The Esquire, across the street, is being renovated, too. I’d love to see those two properties restored. It would change the complexion of that whole area.

Joe Vogel
Joe Vogel on April 1, 2012 at 2:48 pm

Here is a a quick link to the photo page ksteinhoff posted. They show that the Vitrolite front has been removed, exposing the original brick facade of 1921. The Vitrolite front was probably of 1930s vintage, though perhaps 1940s, indicating a remodeling sometime during one of those decades.

At David and Noelle’s list of known Boller Brothers theaters, the entry for the Broadway has the notation “cooling only,” so the Bollers did not design the theater. As David and Noelle don’t mention any other work the Bollers did on the house, they probably didn’t design that later Vitrolite front, either.

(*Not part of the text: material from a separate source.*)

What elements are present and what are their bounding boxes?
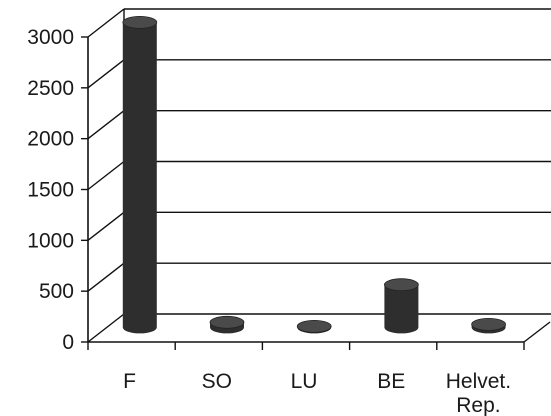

One of ksteinhoff’s photos show the balcony soffit, and shows a column supporting the balcony. That’s rather surprising in a theater built in 1921, as by then most architects and engineers knew how to cantilever a balcony.

The Broadway Theatre was probably the project in this item from the May 21, 1921, issue of The American Contractor:

“Theatre (M. P. & vaudeville): $80,000.

“1 sty. & bas. balcony. 60 ft. front, 60x163. Cape Girardeau, Mo. Engr. C. A. Koerner Engr. Co.. Odd Fellows bldg.. St. Louis. Owner Company Composed of C. O. Hobbs, member, Cape Girardeau. Brk. frpf., brk. re. cone. Owner builds. C. W. Boutin will supt. const, on site. Owner taking bids on sep. contracts.”

As the item names only an engineer, and not an architect, I would imagine that the interiors were designed by the decorators, which the opening day ad section of the loacl newspaper Mike Rivest linked to earlier says was Blore Brothers of Cape Girardeau. The Engineer, C. A. Koerner, apparently moved his company to Louisville, as the only other reference to him I can find on the Internet places the company there in 1924, when they acted as general contractors on the Kosair Temple.

Joe Vogel
Joe Vogel on December 29, 2014 at 6:47 pm

The Broadway was a Fox Midwest house in 1938, when it was (at least partly) reseated. A photo, which doesn’t show much more than some seats and the aisle carpet (top of this page) was published in >Boxoffice of January 7, 1939. As the caption says there were 875 new American Bodiform chairs, if the capacity we have listed is correct then only the main floor must have been reseated at that time.

EsseXploreR on September 4, 2023 at 11:11 am

This theater, along with the Esquire across the street, has been almost completely gutted. All that remains are the organ chambers and the stage decoration.